Russell said the resistance was to be expected.

"Were we surprised? He's a bodyguard," Russell said. "That's why we went in with our steely knives and oily guns."

Eleven other suspects were taken away from the Tikrit raids, including Daher Ziana, responsible for security at Saddam's Tikrit palaces, and Rafa Idham Ibrahim al-Hassan, another Saddam cousin and bodyguard who led the Saddam Fedayeen militia in Tikrit.

Outside Ziana's yard, six women wailed as soldiers tossed photographs and documents into the driveway. A large portrait of Saddam lay alongside a picture of Ziana in uniform.
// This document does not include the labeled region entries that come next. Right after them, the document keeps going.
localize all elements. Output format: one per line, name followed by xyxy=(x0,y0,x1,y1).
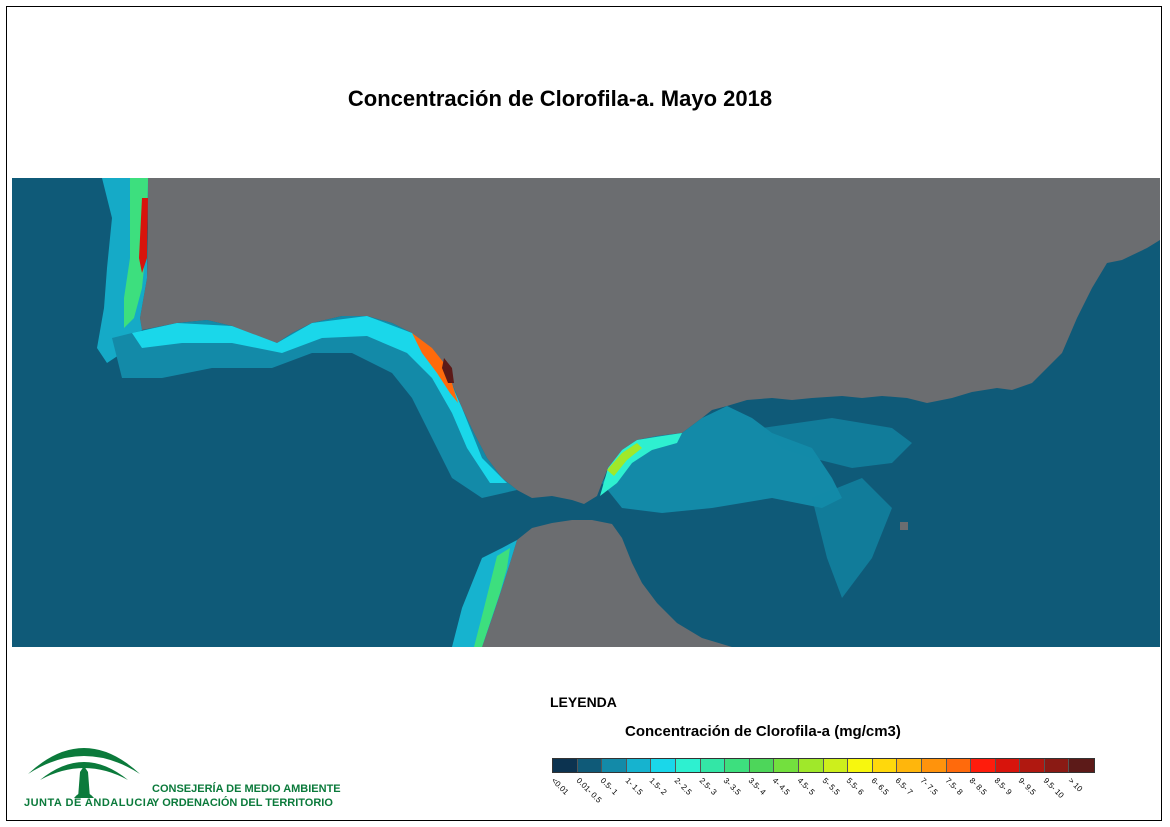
legend-swatch xyxy=(553,759,578,772)
legend-swatch xyxy=(602,759,627,772)
legend-swatch xyxy=(700,759,726,772)
legend-swatch xyxy=(1044,759,1070,772)
legend-swatch xyxy=(946,759,972,772)
map-canvas xyxy=(12,178,1160,647)
coastal-peak-cadiz xyxy=(412,333,458,403)
legend-swatch xyxy=(577,759,603,772)
legend-swatch xyxy=(921,759,947,772)
legend-heading: LEYENDA xyxy=(550,694,617,710)
legend-subtitle: Concentración de Clorofila-a (mg/cm3) xyxy=(625,723,901,740)
coastal-band-alboran xyxy=(602,406,842,513)
legend-swatch xyxy=(1020,759,1045,772)
organization-line-1: CONSEJERÍA DE MEDIO AMBIENTE xyxy=(152,783,341,795)
gyre-alboran-east xyxy=(762,418,912,468)
legend-swatch xyxy=(995,759,1021,772)
legend-swatch xyxy=(749,759,775,772)
legend-swatch xyxy=(1069,759,1095,772)
gyre-alboran-south xyxy=(812,478,892,598)
coastal-peak-alboran xyxy=(607,443,642,476)
land-africa xyxy=(482,520,732,647)
legend-swatch xyxy=(897,759,922,772)
legend-swatch xyxy=(823,759,849,772)
legend-swatch xyxy=(651,759,676,772)
coastal-max-cadiz xyxy=(442,358,454,383)
coastal-peak-portugal xyxy=(139,198,148,273)
legend-swatch xyxy=(872,759,898,772)
coastal-high-morocco xyxy=(474,548,510,647)
legend-swatch xyxy=(675,759,701,772)
map-title: Concentración de Clorofila-a. Mayo 2018 xyxy=(347,86,773,111)
organization-line-2: Y ORDENACIÓN DEL TERRITORIO xyxy=(152,797,333,809)
land-iberia xyxy=(140,178,1160,504)
coastal-high-cadiz xyxy=(132,316,507,483)
legend-swatch xyxy=(971,759,996,772)
islet xyxy=(900,522,908,530)
legend-swatch xyxy=(798,759,824,772)
legend-swatch xyxy=(774,759,799,772)
legend-color-scale xyxy=(552,758,1096,773)
logo-brand-text: JUNTA DE ANDALUCIA xyxy=(24,797,155,809)
organization-name: CONSEJERÍA DE MEDIO AMBIENTE Y ORDENACIÓ… xyxy=(152,782,341,810)
legend-swatch xyxy=(626,759,652,772)
legend-swatch xyxy=(725,759,750,772)
legend-swatch xyxy=(848,759,873,772)
chlorophyll-map xyxy=(12,178,1160,647)
map-frame xyxy=(6,6,1162,821)
junta-logo-icon xyxy=(28,748,140,798)
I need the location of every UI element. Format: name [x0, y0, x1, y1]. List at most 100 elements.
One album featured a photograph of women posing with Kalashnikov rifles.

Among the documents was something called a "Saddam Privilege Card," Russell said.

Soldiers took the men to an Army detention facility in Tikrit for interrogation.

Although U.S. President George W. Bush declared major combat over nearly three months ago, the chairman of the U.S. Joint Chiefs of Staff, Gen. Richard B. Myers, said Tuesday that the area from Baghdad to Tikrit was "still a war zone."

"Eighty percent of the security incidents are happening there," Myers said at a news conference in New Delhi. "It's fair to say it's still a war zone in that area."

Hoping to begin a political process in the occupied country, Iraq's U.S. administrators on July 13 appointed a 25-member Governing Council of prominent Iraqis to name a cabinet, formulate economic policies and produce a process to write a new constitution. Its first order of business, U.S. administrator L. Paul Bremer said at the time, would be to elect a president.

But the council announced Tuesday that it had formed a nine-member presidency, highlighting its inability to agree on a single leader.

Like the Governing Council itself, the presidency has a slight Shiite Muslim majority, with two Kurdish leaders and two non-Kurdish Sunni Muslims represented.

The council's statement gave no details on how the presidency would function.